There was a mention in one of the videos that multi-control selection and property setting would be in the release version of Visual Studio 2010 (so, you’d be able to select four controls and set a brush for the background).  I also hope that they consider a resource palette, so that I don’t have to drill into the properties window and a popup box to achieve the same result.

I’ve also wondered why there isn’t more made of the mouse.  We aren’t too low on the experience level here, as developers, so I think that more encompassing experiences should be worked into the developer experience through that simple rodent we keep on our desk.  Middle-click, anyone?  If I were working on Visual Studio 2010, I would have tried to create accelerators with the mouse.  For example, if I highlight a block of code and middle-click, bring up the refactor menu (instead of going through the right-click submenu).  Similarly, if I’m in the designer and right-click on a control, give me the context menu related to styling and applying resources.  Again, I like to stay in one place and have the in-context toolset at my fingertips.  Especially my middle finger.  Always proves handy.

I will come back with more when I get my hands a little more dirty with the 2010 beta.

2 comments:

  1. James,

    Thank you for your comments and feedback.
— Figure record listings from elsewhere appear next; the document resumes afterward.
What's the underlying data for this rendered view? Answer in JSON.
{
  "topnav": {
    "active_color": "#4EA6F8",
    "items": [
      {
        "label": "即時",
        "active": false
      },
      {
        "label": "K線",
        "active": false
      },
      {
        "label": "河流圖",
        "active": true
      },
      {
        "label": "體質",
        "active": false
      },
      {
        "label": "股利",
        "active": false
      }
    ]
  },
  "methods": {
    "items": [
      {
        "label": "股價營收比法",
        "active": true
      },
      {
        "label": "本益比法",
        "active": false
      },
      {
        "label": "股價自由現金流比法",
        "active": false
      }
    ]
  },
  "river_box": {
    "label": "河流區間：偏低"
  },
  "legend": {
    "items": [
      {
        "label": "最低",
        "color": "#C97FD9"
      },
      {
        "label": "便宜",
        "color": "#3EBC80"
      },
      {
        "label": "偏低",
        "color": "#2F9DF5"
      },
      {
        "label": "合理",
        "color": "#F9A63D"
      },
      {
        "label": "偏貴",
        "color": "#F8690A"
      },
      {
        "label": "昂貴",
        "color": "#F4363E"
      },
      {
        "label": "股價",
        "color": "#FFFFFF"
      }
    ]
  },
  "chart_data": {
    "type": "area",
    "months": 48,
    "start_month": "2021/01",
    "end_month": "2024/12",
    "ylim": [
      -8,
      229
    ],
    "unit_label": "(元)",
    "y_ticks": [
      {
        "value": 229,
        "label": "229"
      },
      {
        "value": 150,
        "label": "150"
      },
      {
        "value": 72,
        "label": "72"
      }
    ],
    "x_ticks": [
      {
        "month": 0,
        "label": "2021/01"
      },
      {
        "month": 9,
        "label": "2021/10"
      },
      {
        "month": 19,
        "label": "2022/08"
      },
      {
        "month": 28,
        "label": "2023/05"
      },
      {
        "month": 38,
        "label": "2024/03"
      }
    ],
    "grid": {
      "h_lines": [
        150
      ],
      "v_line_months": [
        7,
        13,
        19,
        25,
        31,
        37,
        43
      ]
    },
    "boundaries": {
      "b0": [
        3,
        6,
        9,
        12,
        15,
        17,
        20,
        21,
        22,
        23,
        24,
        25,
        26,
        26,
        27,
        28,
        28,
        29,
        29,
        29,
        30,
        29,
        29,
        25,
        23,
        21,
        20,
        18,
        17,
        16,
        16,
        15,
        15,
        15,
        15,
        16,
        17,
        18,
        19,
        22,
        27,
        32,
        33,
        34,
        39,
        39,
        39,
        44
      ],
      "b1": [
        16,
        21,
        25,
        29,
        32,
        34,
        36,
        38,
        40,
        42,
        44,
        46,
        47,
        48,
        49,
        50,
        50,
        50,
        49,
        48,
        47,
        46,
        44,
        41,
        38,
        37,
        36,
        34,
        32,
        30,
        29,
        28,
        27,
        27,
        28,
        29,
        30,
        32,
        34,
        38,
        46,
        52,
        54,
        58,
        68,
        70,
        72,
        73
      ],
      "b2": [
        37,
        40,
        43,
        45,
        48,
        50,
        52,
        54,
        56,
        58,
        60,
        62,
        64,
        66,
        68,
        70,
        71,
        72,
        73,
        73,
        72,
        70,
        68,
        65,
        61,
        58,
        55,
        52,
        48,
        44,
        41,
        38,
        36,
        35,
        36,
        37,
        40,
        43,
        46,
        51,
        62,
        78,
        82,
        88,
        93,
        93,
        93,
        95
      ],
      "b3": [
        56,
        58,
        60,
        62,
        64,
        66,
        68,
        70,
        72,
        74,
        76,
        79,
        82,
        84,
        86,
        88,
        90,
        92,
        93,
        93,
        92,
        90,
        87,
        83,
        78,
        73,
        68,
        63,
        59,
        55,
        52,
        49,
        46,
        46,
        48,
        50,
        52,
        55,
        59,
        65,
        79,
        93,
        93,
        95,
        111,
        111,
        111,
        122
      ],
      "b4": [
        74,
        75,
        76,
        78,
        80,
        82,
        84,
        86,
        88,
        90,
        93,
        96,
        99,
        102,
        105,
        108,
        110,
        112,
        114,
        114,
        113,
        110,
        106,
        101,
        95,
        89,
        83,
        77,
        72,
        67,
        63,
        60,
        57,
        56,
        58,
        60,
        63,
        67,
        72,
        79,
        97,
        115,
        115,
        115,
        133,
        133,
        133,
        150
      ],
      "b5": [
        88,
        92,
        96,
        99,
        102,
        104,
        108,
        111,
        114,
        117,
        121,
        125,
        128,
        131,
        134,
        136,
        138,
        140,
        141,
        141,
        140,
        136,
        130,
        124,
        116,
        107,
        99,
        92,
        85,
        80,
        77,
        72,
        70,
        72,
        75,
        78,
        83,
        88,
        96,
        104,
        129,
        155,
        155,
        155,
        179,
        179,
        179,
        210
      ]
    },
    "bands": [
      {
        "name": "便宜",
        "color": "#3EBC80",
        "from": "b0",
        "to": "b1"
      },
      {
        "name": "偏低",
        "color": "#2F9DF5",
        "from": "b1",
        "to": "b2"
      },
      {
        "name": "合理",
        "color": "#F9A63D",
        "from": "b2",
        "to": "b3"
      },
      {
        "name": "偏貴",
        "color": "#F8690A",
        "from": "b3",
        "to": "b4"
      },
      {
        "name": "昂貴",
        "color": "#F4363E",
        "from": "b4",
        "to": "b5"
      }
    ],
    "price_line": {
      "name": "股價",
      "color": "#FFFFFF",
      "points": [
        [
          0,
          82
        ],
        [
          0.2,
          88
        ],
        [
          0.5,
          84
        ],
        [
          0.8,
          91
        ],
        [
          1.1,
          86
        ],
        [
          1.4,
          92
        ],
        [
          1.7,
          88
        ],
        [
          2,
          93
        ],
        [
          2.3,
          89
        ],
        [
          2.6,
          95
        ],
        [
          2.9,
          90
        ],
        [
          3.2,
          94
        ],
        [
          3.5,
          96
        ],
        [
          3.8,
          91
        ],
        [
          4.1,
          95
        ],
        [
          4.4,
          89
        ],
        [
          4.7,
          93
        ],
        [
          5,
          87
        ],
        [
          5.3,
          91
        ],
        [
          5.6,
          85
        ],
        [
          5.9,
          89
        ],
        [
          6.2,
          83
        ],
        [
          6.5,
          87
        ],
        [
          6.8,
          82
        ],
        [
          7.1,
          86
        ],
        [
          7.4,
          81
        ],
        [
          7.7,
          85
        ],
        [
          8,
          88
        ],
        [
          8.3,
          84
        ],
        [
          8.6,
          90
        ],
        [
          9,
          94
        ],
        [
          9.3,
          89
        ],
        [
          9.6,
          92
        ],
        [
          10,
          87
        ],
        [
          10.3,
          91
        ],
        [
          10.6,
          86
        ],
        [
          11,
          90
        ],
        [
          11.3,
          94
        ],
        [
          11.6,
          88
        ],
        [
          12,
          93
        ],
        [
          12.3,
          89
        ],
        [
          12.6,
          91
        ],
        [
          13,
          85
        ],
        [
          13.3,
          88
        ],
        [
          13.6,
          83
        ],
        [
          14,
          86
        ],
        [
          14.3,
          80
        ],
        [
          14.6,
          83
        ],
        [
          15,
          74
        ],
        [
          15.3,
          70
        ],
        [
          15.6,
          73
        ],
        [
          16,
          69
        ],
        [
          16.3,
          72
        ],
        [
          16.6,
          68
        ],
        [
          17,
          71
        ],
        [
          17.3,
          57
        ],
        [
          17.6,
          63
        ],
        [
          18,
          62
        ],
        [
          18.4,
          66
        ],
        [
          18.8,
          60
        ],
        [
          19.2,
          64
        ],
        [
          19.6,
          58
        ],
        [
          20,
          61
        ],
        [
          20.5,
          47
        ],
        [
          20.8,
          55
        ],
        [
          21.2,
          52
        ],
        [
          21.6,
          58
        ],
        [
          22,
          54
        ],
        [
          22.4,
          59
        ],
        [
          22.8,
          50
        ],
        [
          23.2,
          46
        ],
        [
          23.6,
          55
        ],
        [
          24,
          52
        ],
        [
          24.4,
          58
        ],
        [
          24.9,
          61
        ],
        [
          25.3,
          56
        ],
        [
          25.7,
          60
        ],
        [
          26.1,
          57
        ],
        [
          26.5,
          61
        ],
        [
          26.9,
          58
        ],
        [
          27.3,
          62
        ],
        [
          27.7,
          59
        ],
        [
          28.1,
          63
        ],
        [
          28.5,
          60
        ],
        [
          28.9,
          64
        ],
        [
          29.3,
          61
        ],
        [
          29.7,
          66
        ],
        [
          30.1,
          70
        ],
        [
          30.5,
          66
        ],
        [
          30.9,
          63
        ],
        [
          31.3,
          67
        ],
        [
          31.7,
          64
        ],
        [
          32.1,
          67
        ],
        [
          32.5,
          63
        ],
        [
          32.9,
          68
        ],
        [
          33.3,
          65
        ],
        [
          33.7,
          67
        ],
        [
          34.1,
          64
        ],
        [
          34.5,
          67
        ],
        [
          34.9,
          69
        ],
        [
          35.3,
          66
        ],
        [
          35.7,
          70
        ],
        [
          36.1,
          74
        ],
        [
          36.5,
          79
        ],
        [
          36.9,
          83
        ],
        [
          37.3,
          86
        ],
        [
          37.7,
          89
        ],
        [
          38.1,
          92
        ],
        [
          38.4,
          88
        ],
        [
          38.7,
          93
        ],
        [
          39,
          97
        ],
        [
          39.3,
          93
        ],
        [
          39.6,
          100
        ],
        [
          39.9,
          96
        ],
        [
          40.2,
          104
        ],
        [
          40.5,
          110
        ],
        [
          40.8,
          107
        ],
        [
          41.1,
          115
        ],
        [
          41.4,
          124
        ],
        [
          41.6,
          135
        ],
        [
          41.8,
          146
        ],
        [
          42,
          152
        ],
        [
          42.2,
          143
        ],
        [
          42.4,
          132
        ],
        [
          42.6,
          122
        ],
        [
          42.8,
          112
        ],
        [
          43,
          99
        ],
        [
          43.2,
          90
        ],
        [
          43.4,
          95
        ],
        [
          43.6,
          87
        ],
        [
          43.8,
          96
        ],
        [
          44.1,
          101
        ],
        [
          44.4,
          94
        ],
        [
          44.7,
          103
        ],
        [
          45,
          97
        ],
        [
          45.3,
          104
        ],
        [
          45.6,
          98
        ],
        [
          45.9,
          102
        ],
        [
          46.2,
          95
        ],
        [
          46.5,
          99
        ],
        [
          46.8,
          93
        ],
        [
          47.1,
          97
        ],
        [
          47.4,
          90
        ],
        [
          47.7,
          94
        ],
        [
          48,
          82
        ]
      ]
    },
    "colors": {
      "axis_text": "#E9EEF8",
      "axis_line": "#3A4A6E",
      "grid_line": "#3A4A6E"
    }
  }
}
I've been working with the Data Sources Window features. (I've never used Mr. Wizard in my applications) I must say, building a data form that is sourced from business entity objects is really quite good. I'll be posting the applicaiton and workflow on WindowClient in about two weeks.

    Best to you,

    Karl

    ReplyDelete
  2. Thanks Karl,

    I will keep exploring and posting my thoughts, findings and suggestions, whatever they're worth!